Notice how it uses the Encoding API to produce the header, which is concatenated with the original ArrayBuffer to produce the string to be hashed.

How git generates commit hashes

Interestingly git also generates commit hashes in a similar way based upon multiple pieces of information. These can include the previous commit hash and the commit message, which come together to make a new hash. This can be used to reference commits which are based on several unique identifiers.

The terminal command is: (printf "commit %s\0" $(git --no-replace-objects cat-file commit HEAD | wc -c); git cat-file commit HEAD) | sha1sum

Source: How is git commit sha1 formed

Essentially it's the UTF8 string (null character written as \0):

commit [size in bytes as decimal of this info]\0tree [tree hash]
parent [parent commit hash]
author [author info] [timestamp]
committer [commiter info] [timestamp]

commit message

This is great because none of the individual fields are guaranteed to be unique, but when combined together give a unique pointer to a single commit. However, the whole string is too long and unwieldy to use. So by hashing it you get a new unique string which is short enough to share conveniently from multiple fields.
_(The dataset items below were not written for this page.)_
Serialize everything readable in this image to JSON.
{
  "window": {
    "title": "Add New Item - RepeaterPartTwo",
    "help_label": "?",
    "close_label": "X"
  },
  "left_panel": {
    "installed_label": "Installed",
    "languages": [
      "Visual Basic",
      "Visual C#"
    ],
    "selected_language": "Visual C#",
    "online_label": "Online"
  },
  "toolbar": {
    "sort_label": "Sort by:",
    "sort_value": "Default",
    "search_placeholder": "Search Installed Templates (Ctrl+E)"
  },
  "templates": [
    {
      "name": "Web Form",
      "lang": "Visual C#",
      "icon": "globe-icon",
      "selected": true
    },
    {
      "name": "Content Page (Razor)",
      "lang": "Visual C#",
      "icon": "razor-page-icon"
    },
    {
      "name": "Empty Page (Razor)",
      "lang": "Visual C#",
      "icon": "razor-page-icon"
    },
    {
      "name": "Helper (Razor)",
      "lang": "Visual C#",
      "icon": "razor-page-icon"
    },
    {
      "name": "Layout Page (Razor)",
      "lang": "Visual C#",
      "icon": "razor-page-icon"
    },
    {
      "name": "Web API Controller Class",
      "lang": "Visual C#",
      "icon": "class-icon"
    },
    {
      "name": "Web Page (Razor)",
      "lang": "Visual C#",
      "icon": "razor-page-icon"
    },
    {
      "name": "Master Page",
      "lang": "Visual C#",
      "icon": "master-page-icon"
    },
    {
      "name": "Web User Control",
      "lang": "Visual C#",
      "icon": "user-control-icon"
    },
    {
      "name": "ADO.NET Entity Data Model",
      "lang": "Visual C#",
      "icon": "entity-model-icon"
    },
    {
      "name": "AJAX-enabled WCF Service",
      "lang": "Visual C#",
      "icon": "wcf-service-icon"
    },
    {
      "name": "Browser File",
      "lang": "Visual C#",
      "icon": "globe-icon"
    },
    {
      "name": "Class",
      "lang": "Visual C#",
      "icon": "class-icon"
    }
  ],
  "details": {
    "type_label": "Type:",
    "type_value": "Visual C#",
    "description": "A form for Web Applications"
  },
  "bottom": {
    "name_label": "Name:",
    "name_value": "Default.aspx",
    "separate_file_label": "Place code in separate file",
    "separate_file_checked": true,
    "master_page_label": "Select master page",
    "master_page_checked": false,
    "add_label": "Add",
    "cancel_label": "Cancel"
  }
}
This is why the hash changes if you have ever amended your commit, even if you don't make any changes to the message. The timestamp of the commit has changed, which even by a single character, is enough to totally change the new hash.

The take away from this is that when you want to add a key to some data, but any single piece of information isn't unique enough, then concatenating multiple strings together and hashing them is a great way to generate a useful key.

Hopefully these examples have encourage you to take a look at this new powerful API. Remember don't try recreating cryptography things yourself. Its enough to know the tools are there and some of them like the crypto.digest() function are useful tools for your day to day development.